Следующая строка возвращается к личной травме — «уничтоженная башня», эта высота, которой более нет, была «звездой», которая теперь мертва. Светило — это образ музы, а также возвышенного универсума, космоса, еще более высокого, нежели средневековая башня или судьба, ныне уже сломанная. Вместе с Жаком Женинаска [116] можно подчеркнуть высотное, возвышенное, звездное пространство этого первого четверостишья, в котором удерживается поэт со своею лютней, точно так же усеянной звездами, словно бы он был негативной версией небесного и художника Аполлона. Вероятно, «звезда» является еще и тем, что мы называем star, звездой-знаменитостью, — то есть Женни Колон, умершей в 1842 году и спровоцировавшей несколько психических кризисов Нерваля.
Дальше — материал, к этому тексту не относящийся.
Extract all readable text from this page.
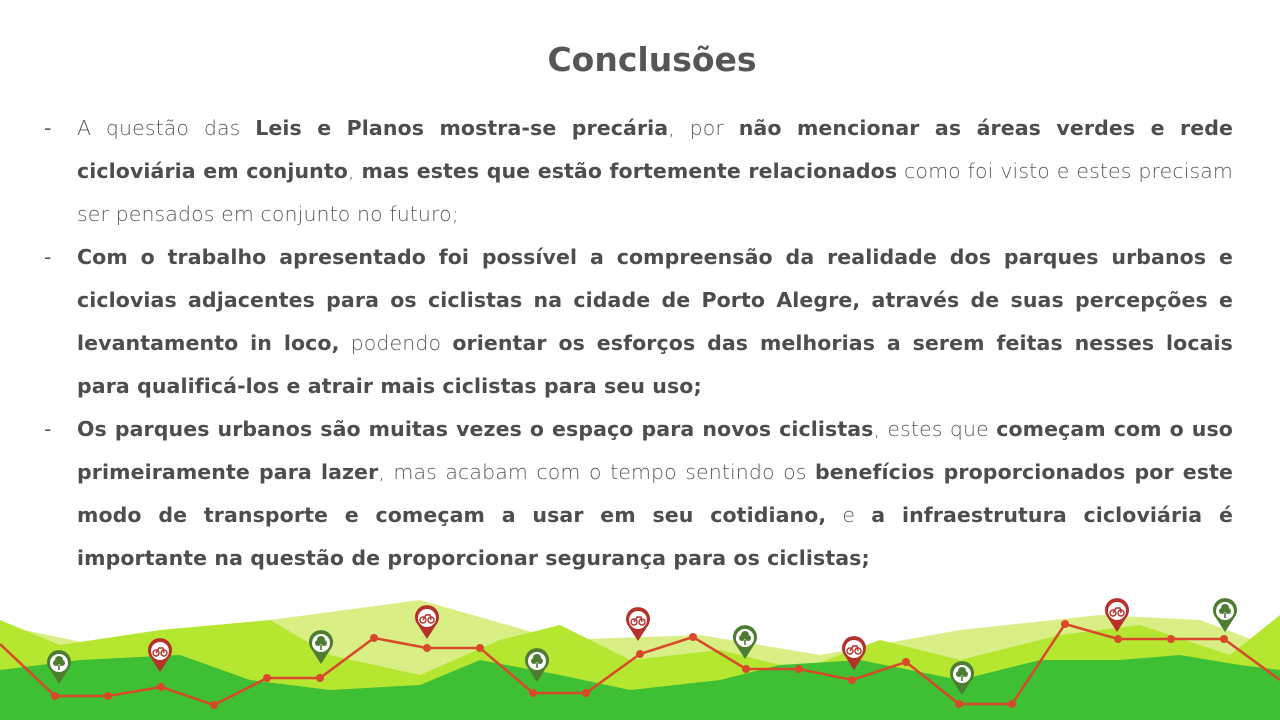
Conclusões
- A questão das Leis e Planos mostra-se precária, por não mencionar as áreas verdes e rede cicloviária em conjunto, mas estes que estão fortemente relacionados como foi visto e estes precisam ser pensados em conjunto no futuro;
- Com o trabalho apresentado foi possível a compreensão da realidade dos parques urbanos e ciclovias adjacentes para os ciclistas na cidade de Porto Alegre, através de suas percepções e levantamento in loco, podendo orientar os esforços das melhorias a serem feitas nesses locais para qualificá-los e atrair mais ciclistas para seu uso;
- Os parques urbanos são muitas vezes o espaço para novos ciclistas, estes que começam com o uso primeiramente para lazer, mas acabam com o tempo sentindo os benefícios proporcionados por este modo de transporte e começam a usar em seu cotidiano, e a infraestrutura cicloviária é importante na questão de proporcionar segurança para os ciclistas;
Именно из идентификации с этой «мертвой звездой», из ее рассеяния в песнопении, выступающем в качестве звукового подобия пожирания Орфея вакханками, выстраивается эта «усеянная звездами лютня». Поэтическое искусство утверждается в качестве памяти о посмертной гармонии, но и — благодаря пифагорейским отзвукам — в качестве метафоры гармонии вселенской.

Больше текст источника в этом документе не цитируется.